Samantha Seneviratne’s coconut cookie entry takes the essentials of a coconut cookie — a buttery crumb and billy frosting — and whittles it down to a much smaller treat. Sweetened coconut and unspecified coconut oil (of the coconut department) in the dough to taste, while finishing the lovely coconut and giving the cookies you like.

Debt…Jonathan Bang


The top image of the mint-green triangle is made of chocolate veins.

Easy, delicious cookies to make cookies that taste and feel like you’re eating mint-chip ice cream, thanks to the peppermint extract and its vicy cooling effect. The base of the Crisp-Tender Sugar-Cookie – made without a mixer – is arranged with a layer of minty white chocolate reduced without olive oil. A dash of dark chocolate draws in the heat to balance the sweetness.

Debt…Jonathan Bang


Top photo of a number of peanutty cookies.

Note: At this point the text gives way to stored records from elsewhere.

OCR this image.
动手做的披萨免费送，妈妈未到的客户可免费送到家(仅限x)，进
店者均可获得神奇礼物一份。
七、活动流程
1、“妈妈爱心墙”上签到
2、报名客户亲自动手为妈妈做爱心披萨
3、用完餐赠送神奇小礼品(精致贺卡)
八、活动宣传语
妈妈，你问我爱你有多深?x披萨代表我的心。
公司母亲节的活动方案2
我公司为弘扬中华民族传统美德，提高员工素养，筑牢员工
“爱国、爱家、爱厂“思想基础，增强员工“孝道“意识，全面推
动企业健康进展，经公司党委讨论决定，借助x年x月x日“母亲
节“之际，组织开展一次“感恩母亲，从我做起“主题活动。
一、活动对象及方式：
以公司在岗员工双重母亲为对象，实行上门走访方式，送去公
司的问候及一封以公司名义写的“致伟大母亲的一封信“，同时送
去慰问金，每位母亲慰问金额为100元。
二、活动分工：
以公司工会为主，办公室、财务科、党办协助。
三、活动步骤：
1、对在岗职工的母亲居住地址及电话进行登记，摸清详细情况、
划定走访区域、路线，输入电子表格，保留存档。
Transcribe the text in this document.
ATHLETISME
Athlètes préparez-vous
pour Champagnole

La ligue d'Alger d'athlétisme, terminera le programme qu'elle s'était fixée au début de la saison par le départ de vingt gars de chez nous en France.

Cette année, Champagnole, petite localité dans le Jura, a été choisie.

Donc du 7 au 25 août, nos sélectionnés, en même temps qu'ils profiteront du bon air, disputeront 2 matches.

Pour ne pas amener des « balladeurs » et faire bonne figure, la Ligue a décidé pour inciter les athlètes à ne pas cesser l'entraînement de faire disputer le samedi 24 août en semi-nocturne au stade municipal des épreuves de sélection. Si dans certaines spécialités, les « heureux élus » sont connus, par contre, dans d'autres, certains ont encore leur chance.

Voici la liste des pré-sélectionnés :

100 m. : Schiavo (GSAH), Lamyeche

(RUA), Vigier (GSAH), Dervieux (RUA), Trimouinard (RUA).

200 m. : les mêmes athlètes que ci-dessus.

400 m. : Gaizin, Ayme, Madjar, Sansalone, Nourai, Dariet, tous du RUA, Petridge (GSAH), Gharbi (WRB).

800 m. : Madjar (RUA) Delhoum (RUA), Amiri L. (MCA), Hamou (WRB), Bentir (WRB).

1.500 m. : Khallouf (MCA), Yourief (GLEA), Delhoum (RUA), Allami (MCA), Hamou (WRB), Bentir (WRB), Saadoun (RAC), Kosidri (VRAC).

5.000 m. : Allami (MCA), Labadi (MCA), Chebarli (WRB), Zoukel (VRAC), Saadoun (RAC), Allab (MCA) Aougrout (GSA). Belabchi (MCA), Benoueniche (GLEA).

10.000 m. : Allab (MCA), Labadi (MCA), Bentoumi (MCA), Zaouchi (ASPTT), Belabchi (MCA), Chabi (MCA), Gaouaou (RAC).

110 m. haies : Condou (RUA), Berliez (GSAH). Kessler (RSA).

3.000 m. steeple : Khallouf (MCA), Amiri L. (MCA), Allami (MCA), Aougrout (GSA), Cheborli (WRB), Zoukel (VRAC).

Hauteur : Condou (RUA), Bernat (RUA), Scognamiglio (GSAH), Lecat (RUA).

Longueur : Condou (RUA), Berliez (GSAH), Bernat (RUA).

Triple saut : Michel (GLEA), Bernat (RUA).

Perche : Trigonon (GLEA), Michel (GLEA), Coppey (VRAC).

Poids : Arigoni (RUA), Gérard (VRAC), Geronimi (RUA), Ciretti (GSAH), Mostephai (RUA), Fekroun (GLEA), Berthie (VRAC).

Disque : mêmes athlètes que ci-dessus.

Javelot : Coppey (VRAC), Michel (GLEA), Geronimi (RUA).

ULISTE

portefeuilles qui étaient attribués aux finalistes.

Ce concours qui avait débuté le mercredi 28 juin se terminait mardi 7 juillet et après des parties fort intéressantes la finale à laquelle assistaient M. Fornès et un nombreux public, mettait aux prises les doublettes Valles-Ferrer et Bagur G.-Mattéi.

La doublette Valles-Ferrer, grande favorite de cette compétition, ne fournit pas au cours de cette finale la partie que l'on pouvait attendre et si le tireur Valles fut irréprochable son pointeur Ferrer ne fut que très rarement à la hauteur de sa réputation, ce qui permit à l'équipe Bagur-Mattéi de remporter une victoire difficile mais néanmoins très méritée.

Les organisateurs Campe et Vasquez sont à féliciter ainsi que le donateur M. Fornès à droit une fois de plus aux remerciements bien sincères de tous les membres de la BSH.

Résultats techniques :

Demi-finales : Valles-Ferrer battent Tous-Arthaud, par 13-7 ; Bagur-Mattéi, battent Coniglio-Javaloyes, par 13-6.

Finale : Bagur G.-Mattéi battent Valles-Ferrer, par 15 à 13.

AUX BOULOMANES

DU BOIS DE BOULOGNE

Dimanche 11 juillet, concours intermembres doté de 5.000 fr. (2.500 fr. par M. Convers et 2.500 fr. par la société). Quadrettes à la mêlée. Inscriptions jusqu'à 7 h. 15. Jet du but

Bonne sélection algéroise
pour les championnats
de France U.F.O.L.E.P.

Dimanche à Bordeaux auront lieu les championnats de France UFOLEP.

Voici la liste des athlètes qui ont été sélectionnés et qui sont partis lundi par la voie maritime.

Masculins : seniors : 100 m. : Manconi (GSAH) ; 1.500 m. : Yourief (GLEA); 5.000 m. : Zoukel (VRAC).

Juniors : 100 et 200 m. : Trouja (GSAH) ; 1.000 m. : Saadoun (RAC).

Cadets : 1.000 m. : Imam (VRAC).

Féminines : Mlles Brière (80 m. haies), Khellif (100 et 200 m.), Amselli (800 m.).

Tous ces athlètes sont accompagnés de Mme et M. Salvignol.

Inspired by payday bars, Sue Li’s simple Treat Memics Flavom of the Candy’s Caramel Nougat Center with brownie dough. Once shaped, the dough is mixed loosely in nut water with a salty crunch and an unguarded nod to candy.

Debt…Jonathan Bang


Top photo of brownies with a swirl swirl atop.

Melissa Clark took the classics of Vietnamese coffee – espresso milk and sugar syrup – and turned them into brownies. A quick shot of espresso in the brownie batter gives them that pronounced coffee flavor. But the second you eat them, the joy is in mixing the cream cheese topping, attached to the coffee beans, and the cocoa base into a wonderful swirl, evoking the image of beating coffee milk like that.

Debt…Jonathan Bang


Top photos of gingerbread cookies with half-tingers topped with icing and lime zest.

Break ‘N’ Stormy is a holiday cocktail, made with spicy ginger beer, warm dark rum and a refreshing hint of lime – a welcome refresh for your taste buds. Dan Pelosi Riff Riff Riff on it is no different. Cayenne joins the mix of ginger, cloves and cinnamon, and the ginger in the curtain, infused with dark rum, is mixed. Everything is finished. But perhaps the best part is that, unlike a cocktail, there’s no limit to how many you can have.